DIVERS

La Poésie à la Légion Étrangère

 

La sentinelle (suite)

Pour une heure, deux peut-être, il représente tout, il es t le centre, le témoin de tout. Dernier maillon, pour l’heure, d’une immense ronde de guet qui depuis la première nuit, a veillé sur le sommeil de l’homme.

Il est leur dépositaire ; il est leur garant ; l’unique responsable de ce qui peut arriver.

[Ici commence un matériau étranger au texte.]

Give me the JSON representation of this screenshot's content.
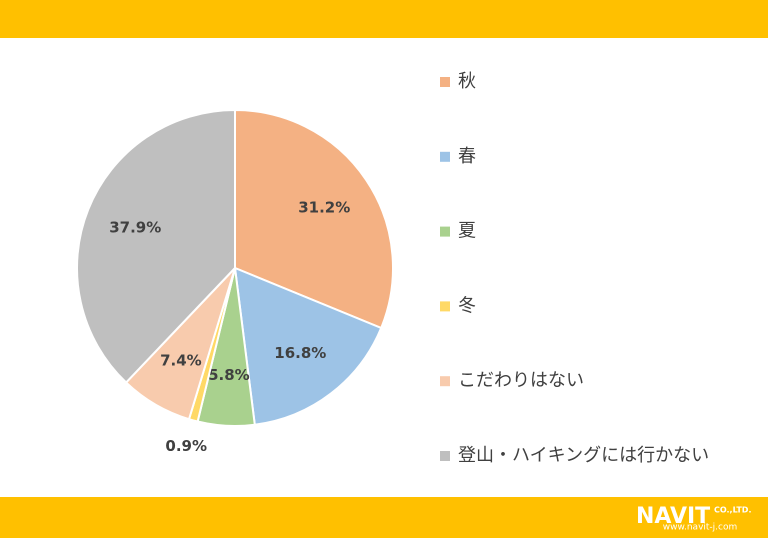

L’arme dans la saignée du bras, il avance, l’esprit, l’oreille, l’œil, l’odorat attentifs. Attentifs à la nuit, à la pluie qui viendra, à la lisière des bois refermée sur leur redoutable secret, au débouché du chemin creux d’où peut surgir l’ombre pliée du premier des autres.

Il écoute. La nuit la plus silencieuse est peuplée de bruits pour qui sait écouter : non seulement l’orage naissant, le vent qui monte, les appels d’animaux, le craquement du bois au gel, mais le moindre roulement de caillou sous un pas, la rumeur très lointaine d’un camp, le bourdonnement d’un convoi à dix lieues.

Un regard au ciel. Même un soldat hirsute et las peut bien se poser des questions !

Un regard sur les braises rassurantes, à défaut d’y tendre les paumes.

Un corps se retourne en grognant : Prébois Maurice, chargeur F.M. du groupe Auclair. Pas son copain pour sûr ! Resquilleur et grande gueule ! La sentinelle grimace un sourire. On ne peut détester un homme qu’on regarde dormir.

Le temps passe. Ne pas s’habituer… Demeurer vigilant… Rêver à de petites bouffées… Son engagement : pourquoi au juste ? Le premier copain rencontré. Le premier galon. Le premier hiver. Le premier combat. Le premier copain tombé et tant d’autres…

Le regard revient balayer la piste sombre qui descend du col. Attention ! Une forme bouge ! Une forme basse progresse vers… Non mon gars, c’est la murette qui rampe au fond de ton œil fatigué. Le fermer un instant ; le rouvrir ; reprendre à contresens… Tout rentre dans l’ordre.